Load balancing is a critical component for achieving high performance in MPI applications that run on parallel and distributed systems. The goal of load balancing is to distribute work evenly across all processes so that no single process is overloaded with work while others are idle. This helps maximize resource utilization and minimizes overall runtime. There are a few main techniques that MPI implementations employ for load balancing:
Static load balancing occurs at compile/initialization time and does not change during runtime. The developer or application is responsible for analyzing the problem and dividing the work evenly among processes beforehand. This approach provides good performance but lacks flexibility, as load imbalances may occur during execution that cannot be addressed. Many MPI implementations support specifying custom data decompositions and mappings of processes to hardware to enable static load balancing.
Dynamic load balancing strategies allow work to be redistributed at runtime in response to load imbalances. Periodic reactive methods monitor process load over time and shuffle data/tasks between processes as needed. Examples include work-stealing algorithms where overloaded processes donate work to idle processes. Probabilistic techniques redistribute work randomly to balance probability of all processes finishing simultaneously. Threshold-based schemes trigger load balancing when the load difference between maximum and minimum processes exceeds a threshold. Dynamic strategies improve flexibility but add runtime overhead.
Many MPI implementations employ a hybrid of static partitioning with capabilities for limited dynamic adjustments. For example, static initialization followed by periodic checks and reactive load balancing transfers. The Open MPI project uses a two-level hierarchical mapping by default that maps processes to sockets, then cores within sockets, providing location-aware static layouts while allowing dynamic intra-node adjustments. MPICH supports customizable topologies that enable static partitioning for different problem geometries, plus interfaces for inserting dynamic balancing functions.

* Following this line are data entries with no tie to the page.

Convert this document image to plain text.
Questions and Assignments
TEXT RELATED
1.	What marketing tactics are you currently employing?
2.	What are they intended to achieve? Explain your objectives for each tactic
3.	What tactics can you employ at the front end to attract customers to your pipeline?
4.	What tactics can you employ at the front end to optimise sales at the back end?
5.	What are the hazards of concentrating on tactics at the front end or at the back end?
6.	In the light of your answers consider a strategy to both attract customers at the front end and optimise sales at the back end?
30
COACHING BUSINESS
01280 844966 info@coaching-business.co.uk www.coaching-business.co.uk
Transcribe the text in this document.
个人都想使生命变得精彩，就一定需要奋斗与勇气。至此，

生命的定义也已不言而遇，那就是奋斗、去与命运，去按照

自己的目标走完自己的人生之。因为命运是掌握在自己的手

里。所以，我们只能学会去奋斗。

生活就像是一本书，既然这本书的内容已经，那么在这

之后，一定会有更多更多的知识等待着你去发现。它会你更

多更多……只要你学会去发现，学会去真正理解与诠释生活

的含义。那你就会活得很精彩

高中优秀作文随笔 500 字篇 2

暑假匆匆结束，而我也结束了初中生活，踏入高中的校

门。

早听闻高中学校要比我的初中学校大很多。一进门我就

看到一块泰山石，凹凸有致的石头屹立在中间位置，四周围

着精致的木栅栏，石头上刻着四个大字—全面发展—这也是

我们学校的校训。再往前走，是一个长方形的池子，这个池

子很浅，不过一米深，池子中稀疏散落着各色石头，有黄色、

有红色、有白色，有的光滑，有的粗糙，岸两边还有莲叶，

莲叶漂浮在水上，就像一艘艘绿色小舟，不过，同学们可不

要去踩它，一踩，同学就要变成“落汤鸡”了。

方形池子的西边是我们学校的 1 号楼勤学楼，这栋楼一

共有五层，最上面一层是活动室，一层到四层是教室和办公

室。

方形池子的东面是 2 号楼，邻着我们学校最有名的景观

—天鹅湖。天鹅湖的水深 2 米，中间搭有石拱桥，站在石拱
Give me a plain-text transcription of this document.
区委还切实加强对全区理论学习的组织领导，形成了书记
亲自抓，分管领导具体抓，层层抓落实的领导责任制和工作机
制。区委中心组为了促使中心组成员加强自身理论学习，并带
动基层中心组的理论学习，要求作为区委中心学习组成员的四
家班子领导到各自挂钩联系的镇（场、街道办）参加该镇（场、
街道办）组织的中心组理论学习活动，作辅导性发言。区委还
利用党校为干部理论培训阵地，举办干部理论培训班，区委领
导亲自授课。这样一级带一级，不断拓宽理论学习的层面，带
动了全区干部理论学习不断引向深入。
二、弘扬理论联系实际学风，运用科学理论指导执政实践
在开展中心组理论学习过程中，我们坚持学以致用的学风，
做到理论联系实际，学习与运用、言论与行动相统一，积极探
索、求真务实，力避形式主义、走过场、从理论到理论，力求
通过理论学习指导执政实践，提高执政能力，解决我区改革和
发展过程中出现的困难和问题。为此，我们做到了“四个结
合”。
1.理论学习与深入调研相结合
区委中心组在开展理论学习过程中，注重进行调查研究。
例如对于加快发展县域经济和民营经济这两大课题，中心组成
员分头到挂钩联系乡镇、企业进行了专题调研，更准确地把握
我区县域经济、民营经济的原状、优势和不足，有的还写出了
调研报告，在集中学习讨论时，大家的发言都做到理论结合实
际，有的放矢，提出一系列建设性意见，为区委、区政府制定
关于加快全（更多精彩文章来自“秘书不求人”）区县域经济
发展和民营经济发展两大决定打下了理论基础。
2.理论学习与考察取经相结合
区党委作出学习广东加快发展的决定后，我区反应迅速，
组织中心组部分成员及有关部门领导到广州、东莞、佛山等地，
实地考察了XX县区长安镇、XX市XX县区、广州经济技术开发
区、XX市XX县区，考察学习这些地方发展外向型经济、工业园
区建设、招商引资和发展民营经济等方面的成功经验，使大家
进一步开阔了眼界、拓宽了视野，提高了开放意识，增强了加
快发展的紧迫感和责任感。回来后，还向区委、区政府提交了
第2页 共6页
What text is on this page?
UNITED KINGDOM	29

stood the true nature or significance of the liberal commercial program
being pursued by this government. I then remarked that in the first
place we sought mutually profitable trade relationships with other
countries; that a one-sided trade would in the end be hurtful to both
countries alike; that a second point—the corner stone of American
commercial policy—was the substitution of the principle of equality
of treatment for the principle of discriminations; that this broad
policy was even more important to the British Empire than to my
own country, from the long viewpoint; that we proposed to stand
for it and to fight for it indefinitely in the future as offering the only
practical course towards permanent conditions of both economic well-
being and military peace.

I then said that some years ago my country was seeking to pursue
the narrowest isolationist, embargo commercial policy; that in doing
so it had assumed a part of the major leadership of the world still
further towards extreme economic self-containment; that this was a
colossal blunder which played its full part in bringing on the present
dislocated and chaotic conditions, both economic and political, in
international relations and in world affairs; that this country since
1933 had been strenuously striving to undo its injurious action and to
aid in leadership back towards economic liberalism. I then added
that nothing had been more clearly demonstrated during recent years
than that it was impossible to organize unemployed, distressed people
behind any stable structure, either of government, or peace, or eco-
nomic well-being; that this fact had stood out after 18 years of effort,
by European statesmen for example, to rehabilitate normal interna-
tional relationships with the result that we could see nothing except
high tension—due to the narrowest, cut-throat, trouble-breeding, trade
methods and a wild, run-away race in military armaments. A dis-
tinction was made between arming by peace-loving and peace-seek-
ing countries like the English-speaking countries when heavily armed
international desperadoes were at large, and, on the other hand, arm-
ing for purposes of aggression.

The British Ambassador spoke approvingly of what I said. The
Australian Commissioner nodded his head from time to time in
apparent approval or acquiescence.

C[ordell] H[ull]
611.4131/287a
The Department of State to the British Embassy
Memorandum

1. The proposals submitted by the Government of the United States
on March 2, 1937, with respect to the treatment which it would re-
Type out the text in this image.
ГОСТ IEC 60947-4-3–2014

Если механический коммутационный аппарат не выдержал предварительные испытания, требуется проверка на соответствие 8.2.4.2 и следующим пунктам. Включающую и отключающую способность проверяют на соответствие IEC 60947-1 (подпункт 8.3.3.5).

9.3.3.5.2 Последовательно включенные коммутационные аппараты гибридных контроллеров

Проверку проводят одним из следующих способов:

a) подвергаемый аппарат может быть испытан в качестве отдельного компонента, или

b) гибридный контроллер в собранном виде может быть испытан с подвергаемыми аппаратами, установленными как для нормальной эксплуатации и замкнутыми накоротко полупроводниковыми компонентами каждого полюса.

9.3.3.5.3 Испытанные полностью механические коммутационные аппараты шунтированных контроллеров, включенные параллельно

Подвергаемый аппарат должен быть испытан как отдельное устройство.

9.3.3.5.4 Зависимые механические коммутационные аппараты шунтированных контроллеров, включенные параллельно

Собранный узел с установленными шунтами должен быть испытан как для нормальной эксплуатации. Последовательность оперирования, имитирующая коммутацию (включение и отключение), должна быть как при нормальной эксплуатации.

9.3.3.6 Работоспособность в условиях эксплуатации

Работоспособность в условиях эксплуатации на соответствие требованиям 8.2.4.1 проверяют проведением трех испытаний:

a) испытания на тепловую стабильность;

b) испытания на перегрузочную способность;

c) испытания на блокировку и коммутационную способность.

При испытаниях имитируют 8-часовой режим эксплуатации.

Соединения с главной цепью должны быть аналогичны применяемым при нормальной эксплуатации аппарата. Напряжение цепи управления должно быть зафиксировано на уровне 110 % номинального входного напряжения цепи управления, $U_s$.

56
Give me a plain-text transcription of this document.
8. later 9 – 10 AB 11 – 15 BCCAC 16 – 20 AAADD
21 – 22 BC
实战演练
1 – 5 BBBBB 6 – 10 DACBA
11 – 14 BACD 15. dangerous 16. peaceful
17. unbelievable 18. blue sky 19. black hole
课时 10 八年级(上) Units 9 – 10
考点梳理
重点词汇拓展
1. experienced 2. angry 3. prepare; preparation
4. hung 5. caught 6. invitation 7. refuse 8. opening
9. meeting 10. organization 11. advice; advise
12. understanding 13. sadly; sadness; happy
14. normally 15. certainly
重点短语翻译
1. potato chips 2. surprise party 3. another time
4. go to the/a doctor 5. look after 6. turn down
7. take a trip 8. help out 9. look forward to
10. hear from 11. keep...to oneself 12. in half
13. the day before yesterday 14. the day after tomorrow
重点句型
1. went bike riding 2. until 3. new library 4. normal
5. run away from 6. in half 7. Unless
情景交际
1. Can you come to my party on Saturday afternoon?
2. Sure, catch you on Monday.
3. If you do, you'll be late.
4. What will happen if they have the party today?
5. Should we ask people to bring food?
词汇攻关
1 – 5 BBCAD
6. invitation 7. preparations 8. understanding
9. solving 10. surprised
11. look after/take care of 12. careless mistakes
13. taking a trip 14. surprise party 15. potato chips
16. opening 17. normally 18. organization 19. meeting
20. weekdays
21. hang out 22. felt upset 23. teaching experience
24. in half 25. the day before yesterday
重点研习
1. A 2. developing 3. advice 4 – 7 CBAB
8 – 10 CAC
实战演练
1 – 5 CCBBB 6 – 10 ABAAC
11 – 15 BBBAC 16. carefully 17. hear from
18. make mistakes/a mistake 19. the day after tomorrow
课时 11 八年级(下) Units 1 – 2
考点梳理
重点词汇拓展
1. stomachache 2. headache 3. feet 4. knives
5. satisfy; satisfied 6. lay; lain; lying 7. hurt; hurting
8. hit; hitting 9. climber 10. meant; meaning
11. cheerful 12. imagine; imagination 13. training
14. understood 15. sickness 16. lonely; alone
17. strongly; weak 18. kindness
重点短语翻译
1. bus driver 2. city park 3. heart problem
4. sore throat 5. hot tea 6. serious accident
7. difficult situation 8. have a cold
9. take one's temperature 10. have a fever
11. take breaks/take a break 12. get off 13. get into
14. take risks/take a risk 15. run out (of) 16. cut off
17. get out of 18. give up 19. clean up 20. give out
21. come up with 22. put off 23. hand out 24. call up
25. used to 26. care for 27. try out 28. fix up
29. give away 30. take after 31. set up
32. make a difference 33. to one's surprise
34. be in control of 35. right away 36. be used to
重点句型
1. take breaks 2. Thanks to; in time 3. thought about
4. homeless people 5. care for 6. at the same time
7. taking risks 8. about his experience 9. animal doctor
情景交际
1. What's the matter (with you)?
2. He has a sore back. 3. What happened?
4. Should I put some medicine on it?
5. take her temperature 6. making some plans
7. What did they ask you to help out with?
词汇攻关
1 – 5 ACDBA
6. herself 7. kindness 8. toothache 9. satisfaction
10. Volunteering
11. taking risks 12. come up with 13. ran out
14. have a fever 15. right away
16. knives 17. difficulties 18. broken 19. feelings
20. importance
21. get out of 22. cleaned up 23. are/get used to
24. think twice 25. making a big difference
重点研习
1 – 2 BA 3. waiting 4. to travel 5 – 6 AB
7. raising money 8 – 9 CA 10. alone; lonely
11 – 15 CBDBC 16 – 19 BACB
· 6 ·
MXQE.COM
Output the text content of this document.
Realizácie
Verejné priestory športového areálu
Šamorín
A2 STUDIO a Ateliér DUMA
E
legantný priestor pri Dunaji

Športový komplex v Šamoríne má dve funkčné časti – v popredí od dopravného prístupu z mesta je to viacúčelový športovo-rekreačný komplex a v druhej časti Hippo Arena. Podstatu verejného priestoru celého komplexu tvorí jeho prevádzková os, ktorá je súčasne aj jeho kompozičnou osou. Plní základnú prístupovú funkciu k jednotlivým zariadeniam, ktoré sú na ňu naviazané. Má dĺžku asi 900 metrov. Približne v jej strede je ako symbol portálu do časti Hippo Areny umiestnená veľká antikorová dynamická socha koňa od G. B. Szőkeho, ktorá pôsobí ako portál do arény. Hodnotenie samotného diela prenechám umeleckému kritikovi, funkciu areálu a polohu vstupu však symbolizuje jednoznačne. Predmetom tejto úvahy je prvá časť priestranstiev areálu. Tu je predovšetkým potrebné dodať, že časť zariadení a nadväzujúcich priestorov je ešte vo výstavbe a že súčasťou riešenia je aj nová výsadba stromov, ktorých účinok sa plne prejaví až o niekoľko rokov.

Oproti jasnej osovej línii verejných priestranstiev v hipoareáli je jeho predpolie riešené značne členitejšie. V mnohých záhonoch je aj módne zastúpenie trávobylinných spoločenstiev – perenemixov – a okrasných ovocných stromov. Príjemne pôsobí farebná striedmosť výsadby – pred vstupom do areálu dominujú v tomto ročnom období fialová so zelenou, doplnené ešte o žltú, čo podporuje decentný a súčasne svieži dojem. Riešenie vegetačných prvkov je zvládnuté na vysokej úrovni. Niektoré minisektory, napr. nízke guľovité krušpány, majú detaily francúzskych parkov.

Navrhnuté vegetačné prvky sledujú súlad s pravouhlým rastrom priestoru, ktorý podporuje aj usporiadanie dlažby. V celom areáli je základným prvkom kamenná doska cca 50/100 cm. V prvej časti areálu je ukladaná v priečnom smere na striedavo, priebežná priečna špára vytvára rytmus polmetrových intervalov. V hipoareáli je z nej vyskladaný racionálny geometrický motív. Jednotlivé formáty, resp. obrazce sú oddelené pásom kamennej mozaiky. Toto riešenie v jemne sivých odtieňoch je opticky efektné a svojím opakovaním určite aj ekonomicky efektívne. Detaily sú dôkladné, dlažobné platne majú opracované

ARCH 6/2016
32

Decentralized and hierarchical load balancing algorithms avoid bottlenecks of centralized coordination. Distributed work-stealing techniques allow local overloaded-idle process pairs to directly trade tasks without involving a master. Hierarchical schemes partition work into clusters that balance independently, with load sharing occurring between clusters. These distributed techniques scale better for large process counts but require more sophisticated heuristics.
Data decomposition strategies like block-block and cyclic distributions also impact load balancing. Block distributions partition data into contiguous blocks assigned to each process, preserving data locality but risking imbalances from non-uniform workloads. Cyclic distributions spread data across processes randomly, improving statistical balance but harming locality. Many applications combine multiple techniques – for example using static partitioning for large grained tasks, with dynamic work-stealing within shared-memory nodes.
Runtime systems and thread-level speculation techniques allow even more dynamic load adjustments by migrating tasks between threads rather than processes. Thread schedulers can backfill idle threads with tasks from overloaded ones. Speculative parallelization identifies parallel sections at runtime and distributes redundant speculative work to idle threads. These fine-grained dynamic strategies complement MPI process-level load balancing.
Modern MPI implementations utilize sophisticated hybrid combinations of static partitioning, dynamic load balancing strategies, decentralized coordination, and runtime load monitoring/migration mechanisms to effectively distribute parallel work across computing resources. The right balance of static analysis and dynamic adaptation depends on application characteristics, problem sizes, and system architectures. Continued improvements to load balancing algorithms will help maximize scaling on future extreme-scale systems comprised of billions of distributed heterogeneous devices.